Today, Google announce the Dataplex business glossary, now available in public preview. Dataplex is an intelligent data fabric that provides a way to manage, monitor, and govern your distributed data at scale. Dataplex business glossary offers users a cloud-native way to maintain and manage their business terms and definitions, establishing consistent business language, improving trust in data, and enabling self-serve use of data.

In enterprises, small, medium, or large, there are many different teams. Each team, over time, develops its own language. For example, for a corporate team, “customer” could mean “legal entity,” whereas for the central platform team, it could be individuals/legal entities/government entities, etc. This dissonance can lead to collaboration challenges and, worse, to misinterpretation of data and affect insights and decisions. This dissonance also prevents users unfamiliar with the area from having a self-service path, leaving them dependent on tribal knowledge in the organization. Navigating it introduces manual overhead and makes it hard to stay updated with changes. 

With Dataplex business glossary, users can now :

  • capture their business terminology within glossaries and terms
  • enrich cataloged data entries with this business terminology by attaching defined terms to data entry columns
  • describe semantic relationships between terms by establishing cross-term associations.

Dataplex business glossary supports data practitioners in several ways. Firstly, it promotes semantic consistency in defining and interpreting data across teams, which helps to minimize redundancy and reduce the possibility of confusion and misinterpretation when consuming data. For example, with a centrally curated definition of the term ‘retail transaction,’ when two teams produce two different data assets capturing details of retail transactions, they would structure these data assets consistently according to the defined terminology.

Semantic consistency,in turn, reinforces understanding of and trust in data. When attached to data assets, glossary terms provide an additional layer of centrally curated and consistent business context that allows users to confidently establish  the degree to which the data assets fit for their purpose. In the above example of customer data, an analyst searching for “show me all customer tables” does not have to worry about varying interpretations for identified data assets, i.e., whether they refer to personal customers or legal entities, etc. With business glossary, the correct interpretation is established via associated glossary terms which provide the required context for these data assets and allow the analyst to identify the relevance of discovered data more reliably.

All the above then unlocks self-serve use of data, allowing users to leverage glossary content to discover data assets (e.g. through search queries like “Show me all entries which attached glossary terms referencing ‘retail transaction’ anywhere in their definitions” – note how search can address varying term metadata, including descriptions and associated Data Stewards, when identifying data assets), understand the semantics of these data assets, and consequently – identify applicable usage scenarios for these data assets.

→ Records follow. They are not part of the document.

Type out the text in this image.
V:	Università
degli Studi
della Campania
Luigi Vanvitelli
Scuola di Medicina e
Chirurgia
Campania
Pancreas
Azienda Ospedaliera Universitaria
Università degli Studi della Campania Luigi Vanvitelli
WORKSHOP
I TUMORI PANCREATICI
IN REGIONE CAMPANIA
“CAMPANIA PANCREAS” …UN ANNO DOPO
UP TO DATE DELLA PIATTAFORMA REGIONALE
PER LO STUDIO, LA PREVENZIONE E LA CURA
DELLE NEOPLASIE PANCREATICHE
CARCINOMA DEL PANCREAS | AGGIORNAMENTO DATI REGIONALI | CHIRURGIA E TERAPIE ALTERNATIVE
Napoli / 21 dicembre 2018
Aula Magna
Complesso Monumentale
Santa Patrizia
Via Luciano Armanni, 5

Additionally, Dataplex business glossary can support data governance, with data governance teams using glossary context for informing data governance policy configuration decisions. For example, these teams can consider data assets associated with glossary terms referencing “customer” for additional access control policies related to customer data handling. 

In summary, you can leverage the Dataplex business glossary alongside  the broad set of Dataplex data governance capabilities to enable users to establish a common and consistent business language, strengthen trust in data, promote self-serve use, and get value from your data.

How do I get started?

To get started with Dataplex business glossary, visit the Glossaries tab in Dataplex. You can capture business terminology by defining glossaries, terms, and cross-term relationships. 

You can then associate cataloged entries with defined terms as you browse data entries in Dataplex Search.

Once glossary content is defined and associated with data entries, you can leverage glossary content in discovery and search.